Il vescovo presenta a fedeli e autorità la sua prima pastorale. Il messaggio: «La Chiesa ha senso solo se opera nella società»
TERAMO. Un evento che non s’era mai visto prima a Teramo. La presentazione della prima lettera pastorale del vescovo di Teramo-Atri Lorenzo Leuzzi (“L’oggi di Dio e l’oggi dell’uomo”) si è svolta ieri sera in cattedrale, presenti centinaia di fedeli e un impressionante schieramento di autorità comunali, provinciali, regionali e nazionali, ed è stata una presentazione a più voci che ha coinvolto direttamente anche dei laici, in particolare il neo rettore Dino Mastrocola e il presidente della Provincia Renzo Di Sabatino, chiamati dal vescovo a parlare rispettivamente di “carità intellettuale” e “carità politica” subito dopo che don Igor Di Diomede, direttore della Caritas, aveva parlato di “carità samaritana”. A conclusione della cerimonia, subito dopo l’esortazione del vescovo ai fedeli, la lettera è stata consegnata sia ai rappresentanti della società civile che a quelli della comunità religiosa.

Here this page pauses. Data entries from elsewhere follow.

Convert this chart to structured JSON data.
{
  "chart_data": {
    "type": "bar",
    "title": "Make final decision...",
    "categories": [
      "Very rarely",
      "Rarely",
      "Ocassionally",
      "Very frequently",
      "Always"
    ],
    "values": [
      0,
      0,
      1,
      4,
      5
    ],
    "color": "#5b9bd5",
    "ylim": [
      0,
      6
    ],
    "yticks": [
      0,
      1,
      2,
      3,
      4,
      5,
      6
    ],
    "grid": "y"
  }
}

Insomma, con l’evento di ieri sera Leuzzi ha confermato l’impressione data fin dal suo arrivo: è un vescovo-manager, uno per il quale la Chiesa non può assolutamente estraniarsi dalla società ma deve «porre mano al superamento di quella fase di transizione, sia ecclesiale che socio-culturale, da tutti evocata, ma mai definita e superata. Siamo tutti invitati a entrare pienamente nel tempo della vera modernità». Così scrive nella lettera pastorale, aggiungendo: «Le nuove generazioni attendono dalla Chiesa una risposta significativa e adeguata». Solo parole? A quanto pare no. Nella lettera Leuzzi esorta «tutte le comunità della diocesi ad accompagnare i giovani che, per motivi di studio o di lavoro, lasciano la nostra terra». Ovvero: i servizi della pastorale giovanile e universitaria promuoveranno «occasioni di incontro dei nostri giovani nelle comunità accademiche e di lavoro che frequentano e nelle occasioni di ritorno in diocesi, sollecitando altresì le istituzioni della regione a facilitarne il ritorno nelle comunità di origine valorizzando le loro competenze». Il vescovo, insomma, prova a fermare la fuga dei cervelli.
Leuzzi annuncia inoltre «l’apertura di un centro di teologia per laici, dedicato a San Paolo VI», e – confermando una grande attenzione per le nuove generazioni – la promozione di «una nuova cultura dell’imprenditorialità» attraverso itinerari di orientamento post-maturità ed eventi di formazione rivolti ai giovani.
C’è anche dell’altro, nella pastorale di Leuzzi. Ma il succo è che il vescovo vuole una Chiesa del fare, nella quale carità e compassione si traducono in opere. «Il mondo ha bisogno di sapere che il Risorto è in mezzo a noi», ha detto nell’esortazione finale, «tutto il resto è secondario. Noi siamo Chiesa non per noi. Non siamo un club di uomini spirituali, né un centro sociale. Papa Francesco ci parla continuamente di epoca del cambiamento, noi siamo chiamati a realizzarlo. Io ho visto fallire tanti progetti e tante iniziative, la mia lettera è un invito a riconoscere il Risorto tra noi perché senza di lui fallisce tutto».